By use of the Riemann functional equation, it can be shown (see corollary 10.5 of Montgomery-Vaughan) that

$$|\zeta(\sigma + it)| \asymp |t|^{\sigma-1/2}|\zeta(1-\sigma - it)|$$.

where $\zeta$ denotes the Riemann zeta function and $t\in \mathbb{R}$. My questions are :

1.) Is this result also true for all Dirichlet $L-$functions and also zeta functions that do not satisfy the Riemann Hypothesis (RH) ?

2.) Denote by $\rho$ a zero of $\zeta$. Since $\lim_{s \rightarrow \rho}\Big| \frac{\zeta(s)}{\zeta(1-s)}\Big|=1$, why shouldn't this result entail the RH for large enough $|t|$ ?

3.) Is there a result of the form

$$|\zeta(\sigma + it)| \geq c |\zeta(1-\sigma - it)|$$ for all $|t|\geq t_0$, where $c$ is a positive constant ?

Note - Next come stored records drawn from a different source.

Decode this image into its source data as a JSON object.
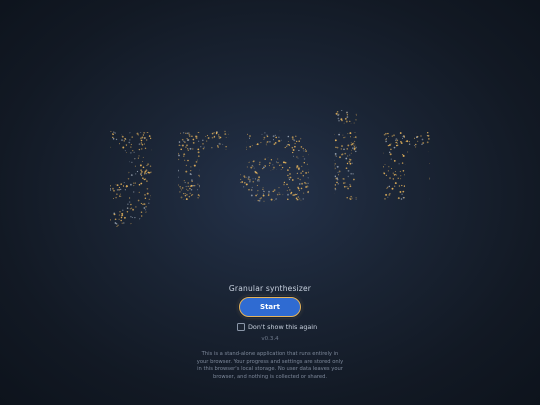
{
  "app": {
    "logo_text": "grain",
    "subtitle": "Granular synthesizer",
    "start_label": "Start",
    "dont_show_label": "Don't show this again",
    "dont_show_checked": false,
    "version": "v0.3.4",
    "disclaimer": "This is a stand-alone application that runs entirely in your browser. Your progress and settings are stored only in this browser's local storage. No user data leaves your browser, and nothing is collected or shared."
  },
  "colors": {
    "background": "#1a2434",
    "speckle_gold": "#e6b45c",
    "speckle_gray": "#9aa4b2",
    "button": "#2f6bd2",
    "button_outline": "#e4b35b"
  }
}
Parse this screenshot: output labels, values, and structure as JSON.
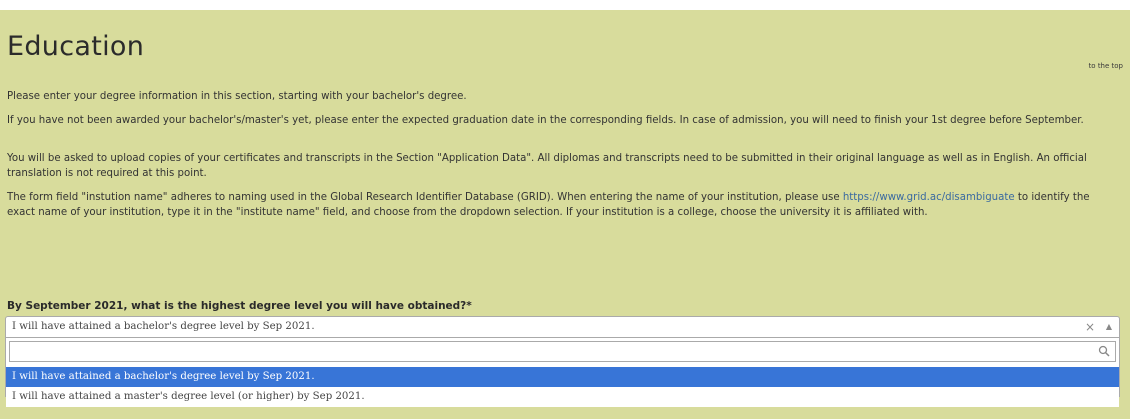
{
  "section": {
    "title": "Education",
    "to_top": "to the top"
  },
  "paragraphs": {
    "p1": "Please enter your degree information in this section, starting with your bachelor's degree.",
    "p2": "If you have not been awarded your bachelor's/master's yet, please enter the expected graduation date in the corresponding fields. In case of admission, you will need to finish your 1st degree before September.",
    "p3": "You will be asked to upload copies of your certificates and transcripts in the Section \"Application Data\". All diplomas and transcripts need to be submitted in their original language as well as in English. An official translation is not required at this point.",
    "p4_before": "The form field \"instution name\" adheres to naming used in the Global Research Identifier Database (GRID). When entering the name of your institution, please use ",
    "p4_link": "https://www.grid.ac/disambiguate",
    "p4_after": " to identify the exact name of your institution, type it in the \"institute name\" field, and choose from the dropdown selection. If your institution is a college, choose the university it is affiliated with."
  },
  "question": {
    "label": "By September 2021, what is the highest degree level you will have obtained?*"
  },
  "select": {
    "value": "I will have attained a bachelor's degree level by Sep 2021.",
    "clear_glyph": "×",
    "arrow_glyph": "▲",
    "search_value": "",
    "options": [
      {
        "label": "I will have attained a bachelor's degree level by Sep 2021."
      },
      {
        "label": "I will have attained a master's degree level (or higher) by Sep 2021."
      }
    ]
  },
  "colors": {
    "panel_background": "#d8dc9c",
    "highlight": "#3875d7",
    "link": "#3a6aa0"
  },
  "icons": {
    "search": "search-icon",
    "clear": "close-icon",
    "arrow": "chevron-up-icon"
  }
}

**EDIT:** I've just learnt from corollary 10.10 of Montgomery -Vaughan that a similar result holds for all Dirichlet $L-$ functions. That is, one has

$$|L(s, \chi)|\asymp (qt)^{\sigma-1/2}| L(1-s, \chi)|$$ where $\sigma=Re(s), t=\Im(s)$ and $\chi$ is a primitive character modulo $q$.